The question of privatisation of information technology services to the police increasingly has to be faced, especially given the amounts of money required to run and set up databases. In The Guardian on October 4th 1995 there was a review of the report of the UN Human Rights Committee on the UK. The tenth point taken from the report by The Guardian goes as follows:

'The privatisation of core state activities "which involve the use of force and detention of persons" weakens the protection of Covenant rights.' (This is the International Covenant on Political and Civil Rights, to which Britain was a founding signatory in 1976.) The Committee stresses that the UK government remains responsible in all circumstances for the observance of those rights. Jurists from 18 countries, including the UK, thus gave notice to all legal systems and all criminal justice systems that privatisation does not absolve the state from responsibility to ensure that human rights are observed. These rights will of course include, as already discussed , the right to privacy.

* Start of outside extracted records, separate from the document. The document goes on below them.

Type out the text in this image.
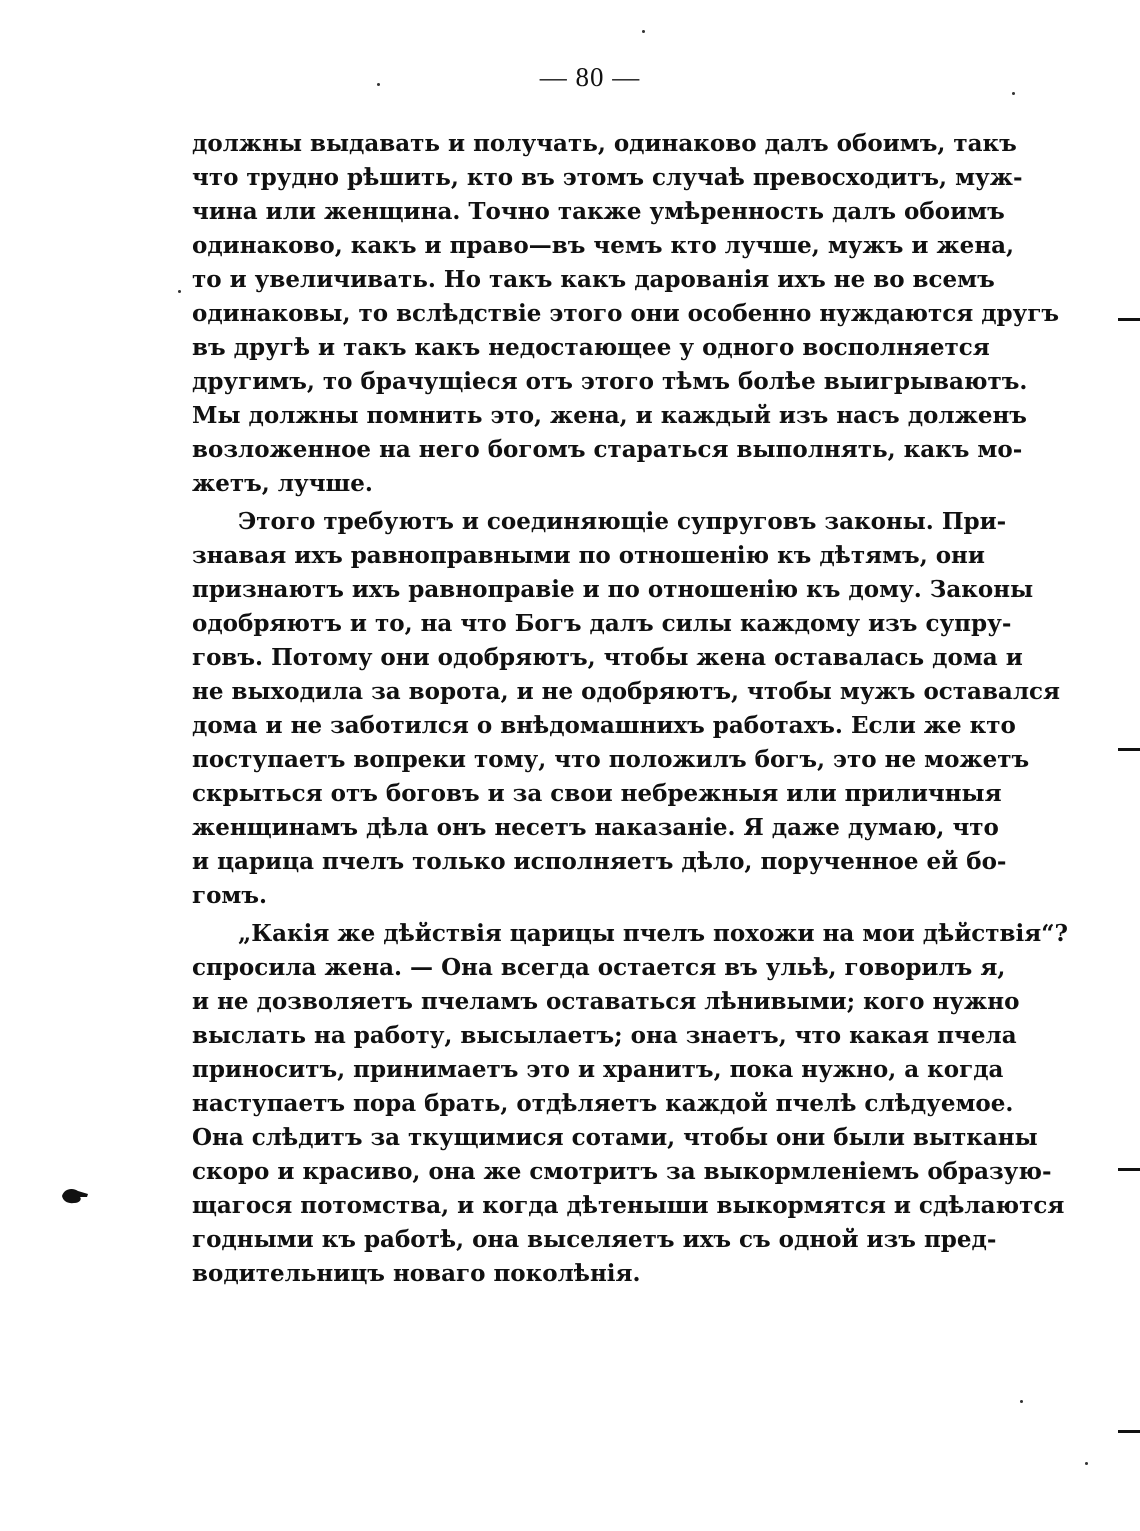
— 80 —
должны выдавать и получать, одинаково далъ обоимъ, такъ
что трудно рѣшить, кто въ этомъ случаѣ превосходитъ, муж-
чина или женщина. Точно также умѣренность далъ обоимъ
одинаково, какъ и право—въ чемъ кто лучше, мужъ и жена,
то и увеличивать. Но такъ какъ дарованія ихъ не во всемъ
одинаковы, то вслѣдствіе этого они особенно нуждаются другъ
въ другѣ и такъ какъ недостающее у одного восполняется
другимъ, то брачущіеся отъ этого тѣмъ болѣе выигрываютъ.
Мы должны помнить это, жена, и каждый изъ насъ долженъ
возложенное на него богомъ стараться выполнять, какъ мо-
жетъ, лучше.
Этого требуютъ и соединяющіе супруговъ законы. При-
знавая ихъ равноправными по отношенію къ дѣтямъ, они
признаютъ ихъ равноправіе и по отношенію къ дому. Законы
одобряютъ и то, на что Богъ далъ силы каждому изъ супру-
говъ. Потому они одобряютъ, чтобы жена оставалась дома и
не выходила за ворота, и не одобряютъ, чтобы мужъ оставался
дома и не заботился о внѣдомашнихъ работахъ. Если же кто
поступаетъ вопреки тому, что положилъ богъ, это не можетъ
скрыться отъ боговъ и за свои небрежныя или приличныя
женщинамъ дѣла онъ несетъ наказаніе. Я даже думаю, что
и царица пчелъ только исполняетъ дѣло, порученное ей бо-
гомъ.
„Какія же дѣйствія царицы пчелъ похожи на мои дѣйствія“?
спросила жена. — Она всегда остается въ ульѣ, говорилъ я,
и не дозволяетъ пчеламъ оставаться лѣнивыми; кого нужно
выслать на работу, высылаетъ; она знаетъ, что какая пчела
приноситъ, принимаетъ это и хранитъ, пока нужно, а когда
наступаетъ пора брать, отдѣляетъ каждой пчелѣ слѣдуемое.
Она слѣдитъ за ткущимися сотами, чтобы они были вытканы
скоро и красиво, она же смотритъ за выкормленіемъ образую-
щагося потомства, и когда дѣтеныши выкормятся и сдѣлаются
годными къ работѣ, она выселяетъ ихъ съ одной изъ пред-
водительницъ новаго поколѣнія.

Space precludes the discussion these questions require, but if privatisation takes place, or in any case that involves police access to private sector databases:

Are there any circumstances under which police can breach client

confidentiality where such records are concerned? If so, with what

safeguards, and what redress is there for the citizen if the data are

incorrect or are misused? What redress might there be if a corrupt police officer were to

commercial information with a competitor?

This final raising of the lid of Pandora's Box yet again raises those issues of constitutionality, judicial supervision and administrative law frameworks, that this author has examined in previous articles.